Single by Bad Bunny

from the album Debí Tirar Más Fotos
- Language: Spanish
- English title: "Coconut Pitorro"
- Released: December 26, 2024
- Genre: Jíbaro
- Length: 3:26
- Label: Rimas
- Songwriters: Benito Martínez; Marco Masís; Marco Borrero;
- Producers: Tainy; MAG; La Paciencia; Chuíto el de Bayamón;

Bad Bunny singles chronology
| "El Clúb" (2024) | "Pitorro de Coco" (2024) | "Baile Inolvidable" (2025) |

Music video
- "Pitorro de Coco" on YouTube

= Pitorro de Coco =

"Pitorro de Coco" (stylized as "PIToRRO DE COCO"; ) is a song by Puerto Rican rapper Bad Bunny.
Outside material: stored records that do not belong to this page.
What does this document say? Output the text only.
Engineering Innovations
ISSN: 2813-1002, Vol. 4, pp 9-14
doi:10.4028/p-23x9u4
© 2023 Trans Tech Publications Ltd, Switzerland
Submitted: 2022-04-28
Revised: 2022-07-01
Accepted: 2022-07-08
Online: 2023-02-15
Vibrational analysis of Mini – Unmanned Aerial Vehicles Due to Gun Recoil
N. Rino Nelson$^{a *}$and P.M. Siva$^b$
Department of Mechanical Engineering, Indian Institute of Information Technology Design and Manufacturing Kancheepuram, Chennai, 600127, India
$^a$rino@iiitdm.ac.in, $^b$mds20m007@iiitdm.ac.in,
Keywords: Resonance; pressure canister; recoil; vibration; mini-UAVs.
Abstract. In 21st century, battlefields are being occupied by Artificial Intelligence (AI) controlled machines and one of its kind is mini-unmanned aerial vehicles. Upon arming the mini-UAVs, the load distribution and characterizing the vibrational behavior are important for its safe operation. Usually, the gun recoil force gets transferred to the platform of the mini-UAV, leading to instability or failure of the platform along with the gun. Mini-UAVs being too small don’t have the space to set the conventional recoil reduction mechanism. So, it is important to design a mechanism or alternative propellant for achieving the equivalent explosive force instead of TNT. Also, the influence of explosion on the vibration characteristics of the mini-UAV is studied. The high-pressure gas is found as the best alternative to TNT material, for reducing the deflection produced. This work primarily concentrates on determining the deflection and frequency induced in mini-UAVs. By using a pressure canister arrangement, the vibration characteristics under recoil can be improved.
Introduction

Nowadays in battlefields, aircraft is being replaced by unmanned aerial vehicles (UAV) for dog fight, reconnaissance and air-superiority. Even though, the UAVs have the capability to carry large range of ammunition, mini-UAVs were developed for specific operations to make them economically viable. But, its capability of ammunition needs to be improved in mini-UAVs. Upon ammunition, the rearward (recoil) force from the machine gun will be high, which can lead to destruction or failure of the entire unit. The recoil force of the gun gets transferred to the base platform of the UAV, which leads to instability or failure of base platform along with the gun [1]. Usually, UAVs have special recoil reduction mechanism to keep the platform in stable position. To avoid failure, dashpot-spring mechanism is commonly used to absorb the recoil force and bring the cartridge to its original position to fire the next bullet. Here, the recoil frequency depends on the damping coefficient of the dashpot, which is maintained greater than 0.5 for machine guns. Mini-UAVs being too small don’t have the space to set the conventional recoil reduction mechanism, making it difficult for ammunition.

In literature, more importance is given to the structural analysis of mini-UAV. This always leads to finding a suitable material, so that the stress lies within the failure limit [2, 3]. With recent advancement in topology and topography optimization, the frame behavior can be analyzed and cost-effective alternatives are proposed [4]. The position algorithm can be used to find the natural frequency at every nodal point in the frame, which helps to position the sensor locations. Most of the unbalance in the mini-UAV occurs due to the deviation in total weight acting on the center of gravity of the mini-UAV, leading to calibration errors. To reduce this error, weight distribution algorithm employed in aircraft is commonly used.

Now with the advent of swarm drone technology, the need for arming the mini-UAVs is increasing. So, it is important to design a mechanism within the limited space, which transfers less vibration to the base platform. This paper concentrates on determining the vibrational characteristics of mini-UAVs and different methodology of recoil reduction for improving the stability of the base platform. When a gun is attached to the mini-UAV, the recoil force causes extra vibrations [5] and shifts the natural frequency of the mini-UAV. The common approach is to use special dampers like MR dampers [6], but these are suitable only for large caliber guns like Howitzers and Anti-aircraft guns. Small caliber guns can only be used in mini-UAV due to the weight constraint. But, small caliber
It was released on December 26, 2024, through Rimas Entertainment, as the second single from his sixth solo studio album, Debí Tirar Más Fotos (2025).

==Music and lyrics==
Named after a Puerto Rican rum, "Pitorro de Coco" deals with the artist's heartbreak over a previous lover during the holidays. It explores themes of loneliness and nostalgia as the new year approaches and incorporates elements of Puerto Rican artist Chuíto el de Bayamón's iconic Christmas song from his album Música Jíbara Para Las Navidades. The song embraces Bad Bunny's roots with a pure jíbaro rhythm, a traditional Afro-Caribbean genre from Puerto Rico.

==Music video==
An official music video was released for the single on December 31, 2024. Directed by Benito Antonio himself and Robison Florian, the video sees the artist dressed in a baby blue suit, sunglasses and a winter trapper hat in the middle of a festive New Year's party. Around him the party goes on, including several women walking past the camera, while Bad Bunny sits on a plastic chair in the center of the frame and sings about missing his lover during the holiday.

==Charts==

Chart performance for "Pitorro de Coco"
| Chart (2025–2026) | Peak position |
|---|---|
| Argentina Hot 100 (Billboard) | 59 |
| Bolivia (Billboard) | 22 |
| Chile (Billboard) | 25 |
| Colombia (Billboard) | 20 |
| Costa Rica (FONOTICA) | 19 |
| Ecuador (Billboard) | 16 |
| France (SNEP) | 177 |
| Global 200 (Billboard) | 33 |
| Portugal (AFP) | 35 |
| Spain (PROMUSICAE) | 11 |
| US Billboard Hot 100 | 50 |
| US Hot Latin Songs (Billboard) | 10 |
| US Hot Tropical Songs (Billboard) | 6 |

==Certifications==

Certifications for "Pitorro de Coco"
| Region | Certification | Certified units/sales |
| Portugal (AFP) | Gold | 12,000^{‡} |
| Spain (Promusicae) | Platinum | 100,000^{‡} |
^{‡} Sales+streaming figures based on certification alone.